Aside from the cost of housing, Ms Dalley-Fisher points to silos in Government that prevent progress: "We need federal level housing strategy crossing Departments of social security, health, education, employments and the Office for Women. We need to better connect aged care services and housing services."
These barriers to long term solutions to the housing crisis are why Baptist Care Australia has joined the national sector-wide alliance to support the campaign, Everybody's Home.
"Older women who are homeless are increasing in number, and stories from the frontline say that single women with lower education levels are especially vulnerable," says Executive Director of Baptist Care Australia, Marcia Balzer.
"Everybody's Home is a collaborative effort to get governments across Australia to sit up and take notice of a growing crisis.
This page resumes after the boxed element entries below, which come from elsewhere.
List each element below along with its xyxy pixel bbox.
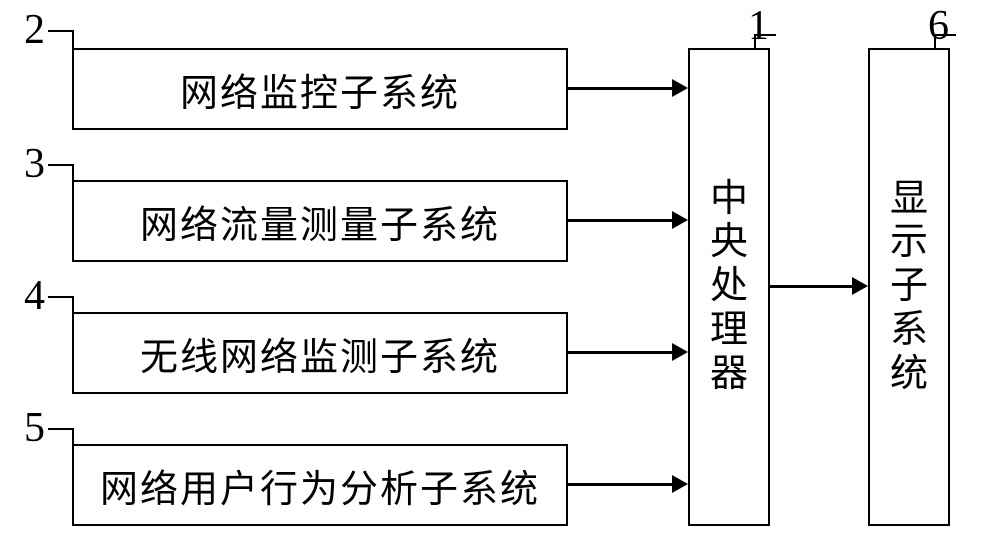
arrow-2-head — [672, 343, 688, 361]
node-3-lead-h — [48, 164, 74, 166]
arrow-4-line — [770, 285, 852, 288]
node-1-label: 中央处理器 — [710, 160, 748, 414]
node-5-lead-h — [48, 428, 74, 430]
arrow-1-head — [672, 211, 688, 229]
node-6-lead-v — [934, 34, 956, 36]
node-2-number: 2 — [24, 6, 45, 54]
node-2-box: 网络监控子系统 — [72, 48, 568, 130]
node-1-number: 1 — [748, 2, 769, 50]
arrow-3-line — [568, 483, 672, 486]
node-4-box: 无线网络监测子系统 — [72, 312, 568, 394]
node-4-number: 4 — [24, 272, 45, 320]
node-6-box: 显示子系统 — [868, 48, 950, 526]
node-5-number: 5 — [24, 404, 45, 452]
node-6-lead-h — [934, 34, 936, 48]
node-4-lead-v — [72, 296, 74, 312]
node-5-lead-v — [72, 428, 74, 444]
diagram-canvas: 2 网络监控子系统 3 网络流量测量子系统 4 无线网络监测子系统 5 网络用户… — [0, 0, 1000, 556]
node-2-label: 网络监控子系统 — [180, 62, 460, 117]
arrow-2-line — [568, 351, 672, 354]
node-4-lead-h — [48, 296, 74, 298]
arrow-0-head — [672, 79, 688, 97]
arrow-1-line — [568, 219, 672, 222]
node-1-box: 中央处理器 — [688, 48, 770, 526]
arrow-0-line — [568, 87, 672, 90]
node-5-box: 网络用户行为分析子系统 — [72, 444, 568, 526]
node-1-lead-h — [754, 34, 756, 48]
node-2-lead-h — [48, 30, 74, 32]
node-6-label: 显示子系统 — [890, 160, 928, 414]
node-6-number: 6 — [928, 2, 949, 50]
node-4-label: 无线网络监测子系统 — [140, 326, 500, 381]
node-5-label: 网络用户行为分析子系统 — [100, 458, 540, 513]
node-1-lead-v — [754, 34, 776, 36]
node-3-box: 网络流量测量子系统 — [72, 180, 568, 262]
node-3-label: 网络流量测量子系统 — [140, 194, 500, 249]
node-2-lead-v — [72, 30, 74, 48]
node-3-lead-v — [72, 164, 74, 180]
node-3-number: 3 — [24, 140, 45, 188]
arrow-4-head — [852, 277, 868, 295]
arrow-3-head — [672, 475, 688, 493]
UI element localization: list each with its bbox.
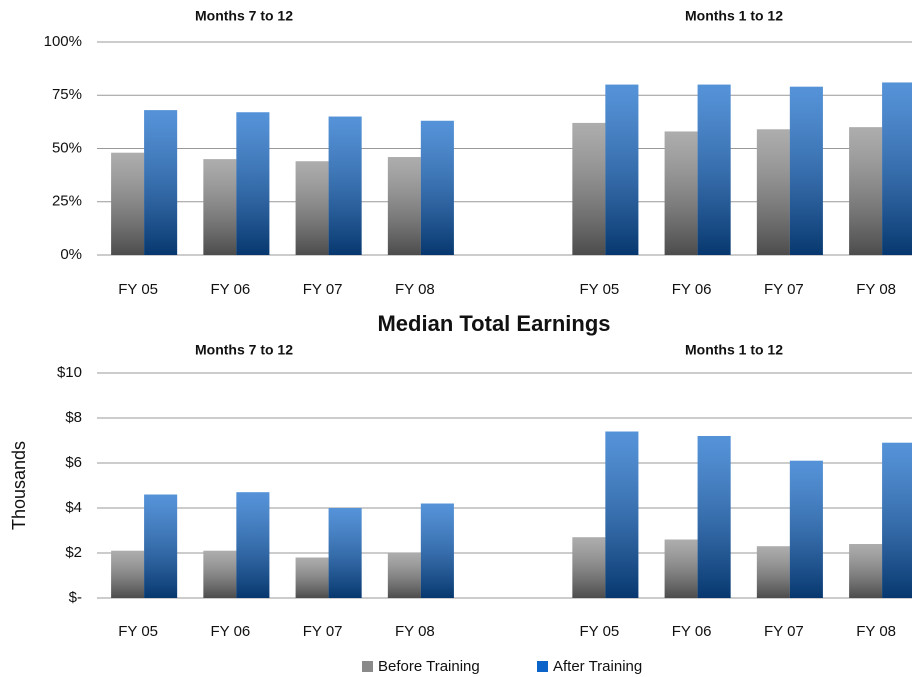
bar-shade bbox=[756, 546, 790, 598]
bar-shade bbox=[572, 122, 606, 255]
x-tick-label: FY 07 bbox=[764, 281, 804, 298]
x-tick-label: FY 05 bbox=[118, 281, 158, 298]
x-tick-label: FY 06 bbox=[672, 281, 712, 298]
x-tick-label: FY 05 bbox=[580, 623, 620, 640]
chart-title: Median Total Earnings bbox=[377, 311, 610, 336]
bar-shade bbox=[849, 544, 883, 598]
legend-label: Before Training bbox=[378, 658, 480, 675]
bar-shade bbox=[697, 436, 731, 598]
bar-shade bbox=[203, 159, 237, 255]
x-tick-label: FY 08 bbox=[395, 623, 435, 640]
bar-shade bbox=[882, 442, 912, 598]
bar-shade bbox=[420, 503, 454, 598]
bar-shade bbox=[236, 112, 270, 255]
bar-shade bbox=[756, 129, 790, 255]
y-tick-label: 0% bbox=[60, 246, 82, 263]
bar-shade bbox=[605, 84, 639, 255]
y-tick-label: 100% bbox=[44, 33, 82, 50]
bar-shade bbox=[572, 537, 606, 598]
y-tick-label: 25% bbox=[52, 193, 82, 210]
group-label: Months 7 to 12 bbox=[195, 342, 293, 358]
y-axis-label: Thousands bbox=[9, 441, 29, 530]
y-tick-label: $- bbox=[69, 589, 82, 606]
y-tick-label: $2 bbox=[65, 544, 82, 561]
x-tick-label: FY 07 bbox=[764, 623, 804, 640]
bar-shade bbox=[849, 127, 883, 255]
bar-shade bbox=[664, 131, 698, 255]
x-tick-label: FY 07 bbox=[303, 281, 343, 298]
x-tick-label: FY 08 bbox=[856, 281, 896, 298]
y-tick-label: 50% bbox=[52, 139, 82, 156]
bar-shade bbox=[295, 161, 329, 255]
bar-shade bbox=[144, 494, 178, 598]
bar-shade bbox=[789, 86, 823, 255]
bar-shade bbox=[328, 116, 362, 255]
bar-shade bbox=[387, 157, 421, 255]
bar-shade bbox=[664, 539, 698, 598]
bar-shade bbox=[387, 553, 421, 598]
group-label: Months 1 to 12 bbox=[685, 342, 783, 358]
legend-label: After Training bbox=[553, 658, 642, 675]
bar-shade bbox=[328, 508, 362, 598]
x-tick-label: FY 05 bbox=[118, 623, 158, 640]
bar-shade bbox=[789, 460, 823, 598]
legend-swatch bbox=[362, 661, 373, 672]
bar-shade bbox=[295, 557, 329, 598]
x-tick-label: FY 08 bbox=[856, 623, 896, 640]
bar-shade bbox=[111, 152, 145, 255]
group-label: Months 1 to 12 bbox=[685, 8, 783, 24]
bar-shade bbox=[144, 110, 178, 255]
x-tick-label: FY 05 bbox=[580, 281, 620, 298]
x-tick-label: FY 06 bbox=[211, 281, 251, 298]
bar-shade bbox=[236, 492, 270, 598]
y-tick-label: $6 bbox=[65, 454, 82, 471]
x-tick-label: FY 06 bbox=[672, 623, 712, 640]
legend-swatch bbox=[537, 661, 548, 672]
y-tick-label: $4 bbox=[65, 499, 82, 516]
group-label: Months 7 to 12 bbox=[195, 8, 293, 24]
y-tick-label: $10 bbox=[57, 364, 82, 381]
bar-shade bbox=[605, 431, 639, 598]
x-tick-label: FY 08 bbox=[395, 281, 435, 298]
y-tick-label: $8 bbox=[65, 409, 82, 426]
y-tick-label: 75% bbox=[52, 86, 82, 103]
bar-shade bbox=[697, 84, 731, 255]
bar-shade bbox=[111, 550, 145, 598]
x-tick-label: FY 06 bbox=[211, 623, 251, 640]
bar-shade bbox=[420, 120, 454, 255]
bar-shade bbox=[203, 550, 237, 598]
bar-shade bbox=[882, 82, 912, 255]
x-tick-label: FY 07 bbox=[303, 623, 343, 640]
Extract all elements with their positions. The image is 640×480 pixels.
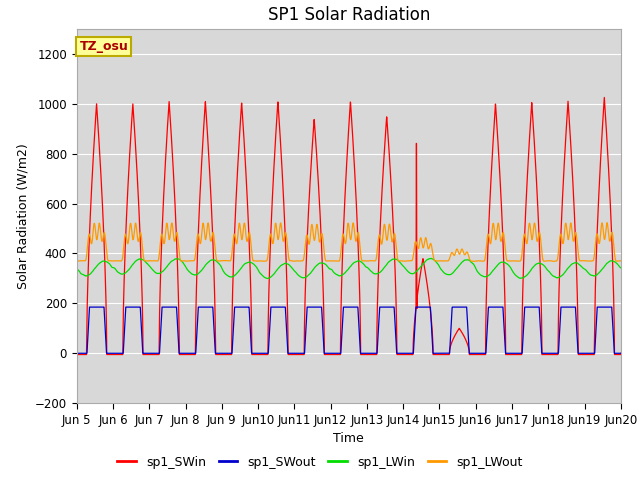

Every vulnerable group in the country is experiencing greater instability in their housing situation, with the demand for affordable accommodation far outstripping the supply. We need as many Australians as possible to support this campaign, sign petitions, and meet with their local member to express their concern.
"Housing is not just a need, it's a right. Housing stress and homelessness are undermining the stability of our communities and economies. It's long past time that we confront and resolve the crisis," Balzer says.